Chance of being at 2E after (1 + 2*n) moves: $$(3/4)^n$$ Chance of being out at (1 + 2*n) moves: $$1 - (3/4)^n$$ Chance of an ant getting out on the (1 + 2*n)th move: $$(1 - (3/4)^n) - (1 - (3/4)^{n-1}) = (3/4)^{n-1}-(3/4)^n$$

Thus, the average time it takes an ant to get out is: $$\sum_{n=1}^{\infty}{(1 + 2n)*((3/4)^{n-1}-(3/4)^n)}$$

Whose final value turns out to be 9, which will clearly be lower than the average time for the 2-dimensional problem.

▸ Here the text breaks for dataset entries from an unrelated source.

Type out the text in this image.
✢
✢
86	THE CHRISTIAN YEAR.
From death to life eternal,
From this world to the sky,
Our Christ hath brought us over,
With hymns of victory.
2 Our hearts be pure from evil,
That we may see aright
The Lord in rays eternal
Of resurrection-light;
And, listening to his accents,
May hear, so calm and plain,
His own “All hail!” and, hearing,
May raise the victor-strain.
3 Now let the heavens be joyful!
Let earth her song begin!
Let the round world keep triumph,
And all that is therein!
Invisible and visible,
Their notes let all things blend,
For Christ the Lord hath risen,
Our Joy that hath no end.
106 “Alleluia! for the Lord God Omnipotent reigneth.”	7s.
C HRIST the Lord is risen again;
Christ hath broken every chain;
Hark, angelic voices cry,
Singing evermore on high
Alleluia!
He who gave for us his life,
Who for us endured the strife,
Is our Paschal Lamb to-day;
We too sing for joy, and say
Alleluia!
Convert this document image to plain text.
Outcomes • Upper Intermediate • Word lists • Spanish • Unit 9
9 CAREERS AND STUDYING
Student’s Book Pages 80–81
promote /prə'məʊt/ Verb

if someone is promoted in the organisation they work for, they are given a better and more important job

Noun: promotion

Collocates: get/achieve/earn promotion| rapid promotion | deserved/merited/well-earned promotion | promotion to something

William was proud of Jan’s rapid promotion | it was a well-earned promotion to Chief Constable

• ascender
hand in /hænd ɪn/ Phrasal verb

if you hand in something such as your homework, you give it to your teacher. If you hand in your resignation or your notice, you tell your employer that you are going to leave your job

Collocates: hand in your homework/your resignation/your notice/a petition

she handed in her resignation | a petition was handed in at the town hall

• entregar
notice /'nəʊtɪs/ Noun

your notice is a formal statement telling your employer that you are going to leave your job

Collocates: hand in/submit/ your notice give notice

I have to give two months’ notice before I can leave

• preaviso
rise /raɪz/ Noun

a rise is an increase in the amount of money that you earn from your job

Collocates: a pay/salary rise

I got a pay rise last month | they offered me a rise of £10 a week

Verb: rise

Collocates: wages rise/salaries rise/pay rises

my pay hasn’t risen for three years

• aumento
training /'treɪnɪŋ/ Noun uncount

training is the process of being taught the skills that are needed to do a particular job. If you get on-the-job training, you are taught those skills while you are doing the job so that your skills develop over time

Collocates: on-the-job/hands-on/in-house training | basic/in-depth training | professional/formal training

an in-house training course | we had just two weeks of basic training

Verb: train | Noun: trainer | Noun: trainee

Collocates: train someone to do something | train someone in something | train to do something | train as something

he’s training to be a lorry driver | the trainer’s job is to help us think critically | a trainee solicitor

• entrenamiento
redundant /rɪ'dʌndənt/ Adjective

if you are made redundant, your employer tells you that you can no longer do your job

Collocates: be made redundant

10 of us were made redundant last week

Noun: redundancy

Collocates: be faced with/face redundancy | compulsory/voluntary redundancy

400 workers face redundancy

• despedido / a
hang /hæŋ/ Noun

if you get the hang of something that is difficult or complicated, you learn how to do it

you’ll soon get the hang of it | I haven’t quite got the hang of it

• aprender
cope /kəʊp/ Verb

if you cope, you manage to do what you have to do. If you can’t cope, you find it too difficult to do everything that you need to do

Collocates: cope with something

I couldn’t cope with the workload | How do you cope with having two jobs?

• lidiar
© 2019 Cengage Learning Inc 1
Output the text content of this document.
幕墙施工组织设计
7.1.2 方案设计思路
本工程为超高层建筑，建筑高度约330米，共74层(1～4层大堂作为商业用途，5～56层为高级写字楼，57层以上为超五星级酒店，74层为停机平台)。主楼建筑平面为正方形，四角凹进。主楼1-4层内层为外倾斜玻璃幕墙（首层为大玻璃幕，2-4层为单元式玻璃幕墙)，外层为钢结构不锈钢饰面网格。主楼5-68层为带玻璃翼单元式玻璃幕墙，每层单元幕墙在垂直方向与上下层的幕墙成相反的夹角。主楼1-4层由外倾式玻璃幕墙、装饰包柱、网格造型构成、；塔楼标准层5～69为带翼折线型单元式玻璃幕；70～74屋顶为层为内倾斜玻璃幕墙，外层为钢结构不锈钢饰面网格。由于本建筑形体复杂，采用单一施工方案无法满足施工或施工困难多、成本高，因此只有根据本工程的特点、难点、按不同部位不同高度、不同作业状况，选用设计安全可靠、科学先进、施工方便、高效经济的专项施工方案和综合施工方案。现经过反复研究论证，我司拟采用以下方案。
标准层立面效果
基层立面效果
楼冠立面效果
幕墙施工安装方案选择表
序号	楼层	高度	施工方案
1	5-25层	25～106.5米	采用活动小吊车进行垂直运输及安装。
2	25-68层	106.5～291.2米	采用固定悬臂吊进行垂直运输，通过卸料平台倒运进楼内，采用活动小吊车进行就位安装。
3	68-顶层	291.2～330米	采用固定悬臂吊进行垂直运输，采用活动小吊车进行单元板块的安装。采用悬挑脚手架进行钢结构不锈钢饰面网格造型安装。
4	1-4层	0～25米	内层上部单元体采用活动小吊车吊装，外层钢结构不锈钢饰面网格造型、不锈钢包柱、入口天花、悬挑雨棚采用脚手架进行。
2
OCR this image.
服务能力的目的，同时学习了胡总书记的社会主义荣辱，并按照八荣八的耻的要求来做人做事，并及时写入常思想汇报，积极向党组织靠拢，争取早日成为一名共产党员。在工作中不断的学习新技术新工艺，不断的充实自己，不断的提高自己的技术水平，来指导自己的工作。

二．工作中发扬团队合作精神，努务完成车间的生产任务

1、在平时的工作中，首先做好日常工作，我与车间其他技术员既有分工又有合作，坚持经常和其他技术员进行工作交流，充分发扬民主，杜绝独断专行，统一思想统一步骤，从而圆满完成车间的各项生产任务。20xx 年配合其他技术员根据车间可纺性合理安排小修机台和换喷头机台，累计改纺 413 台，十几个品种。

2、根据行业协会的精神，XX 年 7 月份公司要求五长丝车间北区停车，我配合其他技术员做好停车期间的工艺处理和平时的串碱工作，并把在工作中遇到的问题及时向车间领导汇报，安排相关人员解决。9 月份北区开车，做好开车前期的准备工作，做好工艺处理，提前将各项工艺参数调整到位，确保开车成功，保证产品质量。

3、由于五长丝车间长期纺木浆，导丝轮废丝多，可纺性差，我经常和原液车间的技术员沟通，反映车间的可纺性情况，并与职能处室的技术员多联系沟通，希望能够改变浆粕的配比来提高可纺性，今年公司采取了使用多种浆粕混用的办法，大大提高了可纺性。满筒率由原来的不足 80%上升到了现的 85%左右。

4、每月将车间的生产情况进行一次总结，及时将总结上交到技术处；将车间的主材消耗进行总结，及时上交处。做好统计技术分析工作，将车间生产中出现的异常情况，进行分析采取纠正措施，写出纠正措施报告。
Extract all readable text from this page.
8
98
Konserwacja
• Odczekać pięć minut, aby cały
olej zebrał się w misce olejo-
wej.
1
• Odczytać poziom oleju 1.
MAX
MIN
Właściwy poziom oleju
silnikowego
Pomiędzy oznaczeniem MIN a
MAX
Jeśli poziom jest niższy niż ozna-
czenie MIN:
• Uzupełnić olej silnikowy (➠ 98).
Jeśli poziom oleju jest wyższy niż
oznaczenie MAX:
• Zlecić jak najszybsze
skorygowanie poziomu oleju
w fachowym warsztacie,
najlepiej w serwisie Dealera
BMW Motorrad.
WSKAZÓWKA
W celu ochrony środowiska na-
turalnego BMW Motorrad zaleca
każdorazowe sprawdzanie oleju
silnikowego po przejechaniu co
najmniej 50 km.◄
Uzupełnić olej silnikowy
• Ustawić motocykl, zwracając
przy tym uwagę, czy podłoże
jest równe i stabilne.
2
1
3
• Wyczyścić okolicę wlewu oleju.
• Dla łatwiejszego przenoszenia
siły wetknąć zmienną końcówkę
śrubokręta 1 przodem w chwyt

It would also be interesting to consider a fly in a sphere with similar constraints :)

Answer 4

I developed code using Monte Carlo Method as show below. I used Java because that is what I had available, but it could be translated to Matlab or other code:

import java.util.Random;
import static java.lang.Math.* ;

public class RandomWalk {
static int N = 100000 ; // Number of iterations
static double R = 3.0 ; // Radius of circle
static int L = 200 ;

public static void main(String[] args) {
    int countArr[] = new int[L] ;
    for (int ci : countArr) countArr[ci]=0 ;
    Random rGen = new Random();   
    rGen.setSeed(856) ;

    for (int i=0 ; i<N ; i++)
    {
        int c = 0 ; // Count number of legs
        double d=0 ; // distance from center ;
        double xt=0.0, yt=0.0 ; // Total x,y distance from 0

        while (d <= R)
        {
            double ang = 2*PI*rGen.nextDouble() ;
            xt += cos(ang) ;
            yt += sin(ang) ;
            d = sqrt(xt*xt + yt*yt) ;
            c++ ;
        }
        countArr[c]++ ;
    }
    for (int i=0 ; i<L ; i++)
        System.out.println(i + ", " + countArr[i]/(double)N) ;
 }
}

The PDF of the ant leaving the circle on leg $i$ looks like this:

Note that the plot has modes at $i=4$ and $i=6$. The expected value is 11.4.

Answer 5

I think one way to solve this would be to consider the direction in which the ant ends up leaving. We can now look at this as a one-dimensional problem, namely, when is: $$\sum_n{cos(\theta_n)}>3$$ Where $\theta$ is distributed uniformly.